On June 26, 2015 the US Supreme Court legalized same-sex marriage and officially recognized the constitutional right of Americans to register same-sex unions across the country. This historic step was preceded by the trial of James Obergefell who sued the state of Ohio because it had refused to recognize him to be the widower of the deceased husband, with whom Obergefell got married 20 years ago before the state officially banned gay unions.
Previously, the registration of same-sex marriage was under the jurisdiction of each state, only 37 of which granted the procedure a legal status. The first state to allow people of the same sex to marry was Massachusetts in 2004.
The Supreme Court put an end to the 19-year path to universal legalization of gay marriage in the United States of America. However, the victory is still inconclusive as to LGBT activists embrace the task of protecting the community from attacks and discrimination, which are still an acute problem and their main argument in this struggle is psychological health of LGBT people due to this discrimination.
According to experts, the historic US Supreme Court decision to legalize same-sex marriage across the country can improve health of representatives of sexual minorities.
Experts argue heterosexual men who are married, have stronger physical and mental health than people who do not have a formalized relationship. Research among same-sex couples also showed that marriage gives them similar benefits.
Within the scope of the most recent research, more than 2600 members of the LGBT community were interviewed. The results showed that those who were in legally recognized relationships, had lower levels of stress and suffered less from depression symptoms compared with those who were in a relationship that was not legally sealed.

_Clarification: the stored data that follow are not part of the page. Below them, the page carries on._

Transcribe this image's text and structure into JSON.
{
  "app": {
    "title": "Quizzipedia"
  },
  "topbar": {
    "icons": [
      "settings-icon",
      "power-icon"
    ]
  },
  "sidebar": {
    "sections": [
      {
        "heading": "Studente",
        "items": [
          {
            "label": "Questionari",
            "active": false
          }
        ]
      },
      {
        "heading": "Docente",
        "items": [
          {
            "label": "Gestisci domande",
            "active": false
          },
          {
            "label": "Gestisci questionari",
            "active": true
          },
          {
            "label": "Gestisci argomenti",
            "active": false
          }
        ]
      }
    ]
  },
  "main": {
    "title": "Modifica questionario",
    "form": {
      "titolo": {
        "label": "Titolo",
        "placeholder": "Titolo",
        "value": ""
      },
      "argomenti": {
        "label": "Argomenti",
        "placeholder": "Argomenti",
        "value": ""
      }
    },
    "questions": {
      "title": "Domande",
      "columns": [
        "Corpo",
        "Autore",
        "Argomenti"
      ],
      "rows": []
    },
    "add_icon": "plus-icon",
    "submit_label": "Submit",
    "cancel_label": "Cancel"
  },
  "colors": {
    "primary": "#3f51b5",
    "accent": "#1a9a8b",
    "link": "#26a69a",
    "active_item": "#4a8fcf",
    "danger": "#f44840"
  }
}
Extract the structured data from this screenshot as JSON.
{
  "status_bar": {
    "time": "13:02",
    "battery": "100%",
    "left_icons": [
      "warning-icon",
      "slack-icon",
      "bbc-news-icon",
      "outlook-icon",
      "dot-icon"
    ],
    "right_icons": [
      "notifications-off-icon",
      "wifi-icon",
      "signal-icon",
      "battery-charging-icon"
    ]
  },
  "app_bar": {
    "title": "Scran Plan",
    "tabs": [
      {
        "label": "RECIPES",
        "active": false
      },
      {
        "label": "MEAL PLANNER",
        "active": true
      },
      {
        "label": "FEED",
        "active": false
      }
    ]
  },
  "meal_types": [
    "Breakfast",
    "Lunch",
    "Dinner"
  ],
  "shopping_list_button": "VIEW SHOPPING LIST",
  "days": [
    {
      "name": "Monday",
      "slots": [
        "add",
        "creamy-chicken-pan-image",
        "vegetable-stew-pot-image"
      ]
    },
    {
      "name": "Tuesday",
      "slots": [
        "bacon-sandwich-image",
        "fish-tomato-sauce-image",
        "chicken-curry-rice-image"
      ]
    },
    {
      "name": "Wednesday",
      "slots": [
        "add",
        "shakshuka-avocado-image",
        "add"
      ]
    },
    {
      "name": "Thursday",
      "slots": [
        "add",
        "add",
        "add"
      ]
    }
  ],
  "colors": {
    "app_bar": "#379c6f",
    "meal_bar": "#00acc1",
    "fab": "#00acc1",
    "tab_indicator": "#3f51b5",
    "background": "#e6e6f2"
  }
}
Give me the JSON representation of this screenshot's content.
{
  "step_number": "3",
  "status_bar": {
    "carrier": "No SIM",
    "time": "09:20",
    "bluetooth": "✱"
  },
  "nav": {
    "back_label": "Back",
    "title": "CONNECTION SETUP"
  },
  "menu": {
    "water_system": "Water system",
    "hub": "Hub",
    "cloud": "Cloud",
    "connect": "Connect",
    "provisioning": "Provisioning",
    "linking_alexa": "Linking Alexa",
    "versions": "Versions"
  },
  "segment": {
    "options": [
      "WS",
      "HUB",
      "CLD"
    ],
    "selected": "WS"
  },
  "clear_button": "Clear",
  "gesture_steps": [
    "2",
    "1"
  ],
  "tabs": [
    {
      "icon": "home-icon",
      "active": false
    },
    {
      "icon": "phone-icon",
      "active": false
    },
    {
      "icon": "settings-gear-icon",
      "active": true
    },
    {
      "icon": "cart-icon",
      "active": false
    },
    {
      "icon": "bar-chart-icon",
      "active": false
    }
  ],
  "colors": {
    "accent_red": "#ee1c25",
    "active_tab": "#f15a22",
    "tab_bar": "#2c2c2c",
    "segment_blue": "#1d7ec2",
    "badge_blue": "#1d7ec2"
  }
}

"We know that marriage does enhance people's health," said Richard Wight, a researcher at the University of California. "Now, there's the potential for marriage to enhance the health of sexual minorities in the same way it does for heterosexual people”.
Experts believe that the right to marry can compensate for disparity in mental health statistics between the LGBT community and heterosexual. As the source of this essay I have selected the article “How Same-Sex Marriage Ruling Could Improve Health” posted at http://www.livescience.com/51368-same-sex-marriage-health.html. I have checked other materials at the same site and found out that they all have quotes from specialists, references to official research projects, and statistical data that can be verified. Moreover, it has a rubric “Health” which means adds certain credibility to the authors.
The statistical data show that the mental health of legitimized couples is actually better. So it is an objective claim corroborated by some research facts. So it is an objective fact and there can be no belief or confirmation bias involved into making this claim. If we haven’t receives the stats the above biases would take place since it is evident that people who are discriminated and are unrecognized by the society are under greater stress compared to those who are not. This is also common sense. As for the author of this article, he may have in-group bias since he got himself involved in the matter. But there’s no information in the article as to his affiliation to LGBT community.
Another aspect of the issue is the entitlement of same sex couples and their kids to social benefits, such as family health insurance or widower payments. As equal in rights to conventional couples there should be no discrimination here.